ASF GitHub Bot commented on IO-279:
-----------------------------------

GitHub user myyron opened a pull request:

    https://github.com/apache/commons-io/pull/40

    IO-279: Added ignoreNew parameter on instantiating Tailer.

    Encountered this bug today when we try to tail a file that is being modified even though there is no new content being added.

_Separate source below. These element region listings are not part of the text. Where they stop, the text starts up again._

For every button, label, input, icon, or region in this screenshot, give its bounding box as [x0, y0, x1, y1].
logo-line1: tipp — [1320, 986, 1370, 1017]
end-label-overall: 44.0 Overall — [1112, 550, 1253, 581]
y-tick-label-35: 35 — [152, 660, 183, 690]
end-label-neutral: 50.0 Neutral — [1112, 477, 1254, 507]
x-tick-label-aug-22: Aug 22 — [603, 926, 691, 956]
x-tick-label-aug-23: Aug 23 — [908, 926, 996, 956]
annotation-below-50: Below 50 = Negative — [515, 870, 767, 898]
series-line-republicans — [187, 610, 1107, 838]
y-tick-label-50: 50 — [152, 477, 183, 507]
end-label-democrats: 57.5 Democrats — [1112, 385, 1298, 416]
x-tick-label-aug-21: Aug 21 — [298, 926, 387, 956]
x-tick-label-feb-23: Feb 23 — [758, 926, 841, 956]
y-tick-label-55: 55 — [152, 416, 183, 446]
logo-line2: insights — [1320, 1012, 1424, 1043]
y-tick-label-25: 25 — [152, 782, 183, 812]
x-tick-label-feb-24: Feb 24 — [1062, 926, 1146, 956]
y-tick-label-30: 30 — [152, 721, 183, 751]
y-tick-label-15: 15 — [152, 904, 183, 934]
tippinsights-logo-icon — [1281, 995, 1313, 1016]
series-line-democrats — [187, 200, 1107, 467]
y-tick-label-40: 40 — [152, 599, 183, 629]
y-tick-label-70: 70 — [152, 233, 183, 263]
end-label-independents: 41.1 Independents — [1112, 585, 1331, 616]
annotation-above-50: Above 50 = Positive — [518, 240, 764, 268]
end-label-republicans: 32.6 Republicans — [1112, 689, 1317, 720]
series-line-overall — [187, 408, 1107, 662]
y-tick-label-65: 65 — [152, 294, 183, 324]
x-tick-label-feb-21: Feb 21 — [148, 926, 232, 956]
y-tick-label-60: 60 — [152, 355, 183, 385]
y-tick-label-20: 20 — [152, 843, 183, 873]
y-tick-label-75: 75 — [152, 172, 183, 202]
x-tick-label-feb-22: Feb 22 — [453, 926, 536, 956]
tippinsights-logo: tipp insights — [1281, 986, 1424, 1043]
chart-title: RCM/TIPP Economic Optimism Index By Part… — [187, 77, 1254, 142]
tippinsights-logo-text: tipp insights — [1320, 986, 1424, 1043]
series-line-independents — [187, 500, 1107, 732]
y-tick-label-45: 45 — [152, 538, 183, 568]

You can merge this pull request into a Git repository by running:

    $ git pull https://github.com/myyron/commons-io IO_279

Alternatively you can review and apply these changes as the patch at:

    https://github.com/apache/commons-io/pull/40.patch

To close this pull request, make a commit to your master/trunk branch
with (at least) the following in the commit message:

    This closes #40
    
----
commit 79dd3567811f0f155c43cb88f331489b85e6189c
Author: mlatorilla <ml...@sunpowercorp.com>
Date:   2017-07-06T08:44:57Z

    IO-279: Added ignoreNew parameter on instantiating Tailer.

----


> Tailer erroneously considers file as new
> ----------------------------------------
>
>                 Key: IO-279
>                 URL: https://issues.apache.org/jira/browse/IO-279
>             Project: Commons IO
>          Issue Type: Bug
>    Affects Versions: 2.0.1, 2.4
>            Reporter: Sergio Bossa
>         Attachments: disable_resetting.patch, fix-tailer.patch, IO-279.patch, modify-test-fixed.patch, modify-test.patch
>
>
> Tailer sometimes erroneously considers the tailed file as new, forcing a repositioning at the start of the file: I'm still unable to reproduce this in a test case, because it only happens to me with huge log files during Apache Tomcat startup.
> This is the piece of code causing the problem:
> {code}
> // See if the file needs to be read again
> if (length > position) {
>     // The file has more content than it did last time
>     last = System.currentTimeMillis();
>     position = readLines(reader);
> } else if (FileUtils.isFileNewer(file, last)) {
>     /* This can happen if the file is truncated or overwritten
>         * with the exact same length of information. In cases like
>         * this, the file position needs to be reset
>         */
>     position = 0;
>     reader.seek(position); // cannot be null here
>     // Now we can read new lines
>     last = System.currentTimeMillis();
>     position = readLines(reader);
> }
> {code}
> What probably happens is that the new file content is about to be written on disk, the date is already updated but content is still not flushed, so actual length is untouched and there you go.
> In other words, I think there should be some better method to verify the condition above, rather than relying only on dates: keeping and comparing the hash code of the latest line may be a solution, but may hurt performances ... other ideas?